Эдвард Сэмпсон, психолог, который много пишет об американской культуре, заметил, что нас приучили «воспринимать равенство как естественное состояние общества, а любое отклонение от этого принципа – как несвойственное людям». Однако предположение, что люди должны получать поощрение и награды в соответствии с собственными поступками, «не столько следствие человеческой психологии, сколько результат принятых в культуре социальных практик»[59 - Sampson, 1975, с. 58.]. Это не значит, что точка зрения, что люди, достигшие чего-то, должны получать награду, становится необоснованной; скорее это означает, что подобный подход не может быть самоочевидным и требует обоснования, то есть не должен восприниматься как естественный, неизбежный и всегда справедливый.

До этого момента я, говоря о поощрении, имел в виду вообще любые виды ресурсов, подлежащие распределению. Такой подход годится в ситуации, например, когда принимается решение о распределении прибыли компании в конце финансового года, но оно не вполне корректно описывает и другие виды поощрения, к примеру школьные оценки, или золотые звездочки, или даже простую похвалу. Многие виды вознаграждений придуманы специально для того, чтобы стимулировать определенное поведение. И если принцип равенства и применим в подобных ситуациях, он не может основываться на правилах расчета размера денежной компенсации.

Не так давно я слышал, как учительница из Миссури объясняла, что раздает ученикам младших классов наклейки потому, что те их «заслужили». Мне показалось, что это слово указывает на попытку отвлечь внимание (и, возможно, снять с себя ответственность) от того факта, что она понимает обучение как нечто, что человек готов делать в обмен на награду, то есть что обучение само по себе ценности не имеет. Тогда сколько наклеек нужно выдать за отсутствие ошибок в диктанте? Одну? Десять? А почему не предложить доллар? Или даже сотню? Какой бы ни была форма вознаграждения, можно утверждать, что получивший ее ученик «заслужил» ее, но, так как он не нуждается в этих наклейках, то есть их нельзя распределять в соответствии с реальными потребностями, нам придется признать, что и величина поощрения определяется учителем совершенно произвольно, и само решение наградить или поощрить кого-то связано скорее с теорией обучения, чем с концепцией справедливости.

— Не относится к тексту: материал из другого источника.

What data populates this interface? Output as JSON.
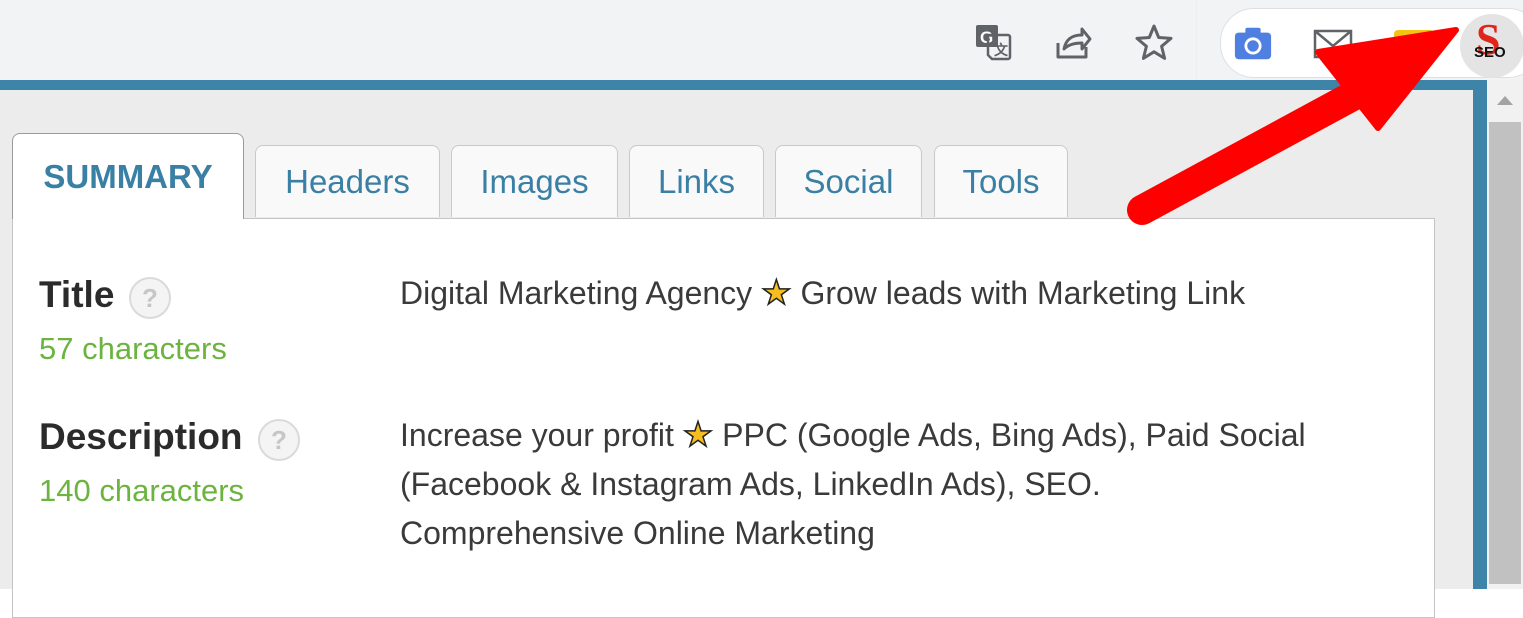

Когда с людьми, настаивающими на том, что поощрять за работу правильно, начинаешь спорить, нередко выясняется, что их волнуют прежде всего возможные последствия отмены наград и поощрений. К примеру, некий бизнес-консультант рассказывает, как с ужасом узнал, что в одной компании бонусы распределяют между всеми сотрудниками поровну: «Получается, что посредственная и отличная работа вознаграждаются одинаково!» Но вникнув в его рассуждения, мы понимаем, что позиция, на первый взгляд отстаивающая моральные принципы (за результат нужно платить), на самом деле связана с опасениями определенных последствий (мы получаем то, за что заплатили), а это уже совершенно другое дело. Этот консультант опасается, что, если компания не будет предлагать особых поощрений за упорный труд, сотрудники решат, что так работать и не нужно[60 - Patton,1972, с. 58, 62.]. Чтобы с этим разобраться, придется проанализировать, что именно мотивирует людей и что происходит, когда используются (или не используются) разнообразные поощрения.

Обращаться с людьми как с домашними питомцами

Как радостно признают сами бихевиористы, теории о поощрениях и разнообразные практические методы изменения поведения основаны по большей части на результатах экспериментов с крысами и голубями. По мнению одного из критиков этой теории, в качестве основополагающего тут используется тезис, что «посаженная в ящик и голодающая крыса, которой ничего не остается, как только давить на рычаг в надежде получить еду, – это адекватный образ человеческого поведения в целом»[61 - Schwartz, 1990b, с. 196–197.].

Но подобное допущение делают не только исследователи. Мы и сами встаем на схожую позицию и делаем «огромный шаг навстречу человечеству»[62 - В работе Goldstein (1988, с. 12) эта фраза используется в несколько ином контексте.], когда переносим приемы дрессировки домашних животных на воспитание детей. То, как мы иногда говорим о своих детях (или с ними), доказывает, что взаимоотношения родителей и детей основываются на принципах бихевиористов. Разговоры, как «обращаться» с ребенком, – один из примеров. Вообще, это ведь весьма любопытный глагол, если рассматривать его в контексте отношений с человеческим существом[63 - Например, фраза «как обращаться с ребенком, когда его нужно похвалить» используется в качестве заголовка одной из статей о воспитании детей (Lawson, 1984).]. По этой логике, лучшим ответом на наше одобрительное «хорошая девочка!» будет, наверное, «гав-гав!». Обсуждая отношения в профессиональной среде или политике, мы то и дело используем выражение «кнут и пряник», и тут тоже есть о чем подумать[64 - Таким образом, «в основе модели поощрений и наказаний лежит подсознательное убеждение в том, что нам всегда приходится иметь дело с идиотами и что эти идиоты требуют управления и контроля». Связь между контролирующим и контролируемым «неизбежно предполагает снисходительное отношение, которое те, кто настроен наиболее радикально, пытается выдать за патернализм» (Levinson, 1973, с. 10–11).].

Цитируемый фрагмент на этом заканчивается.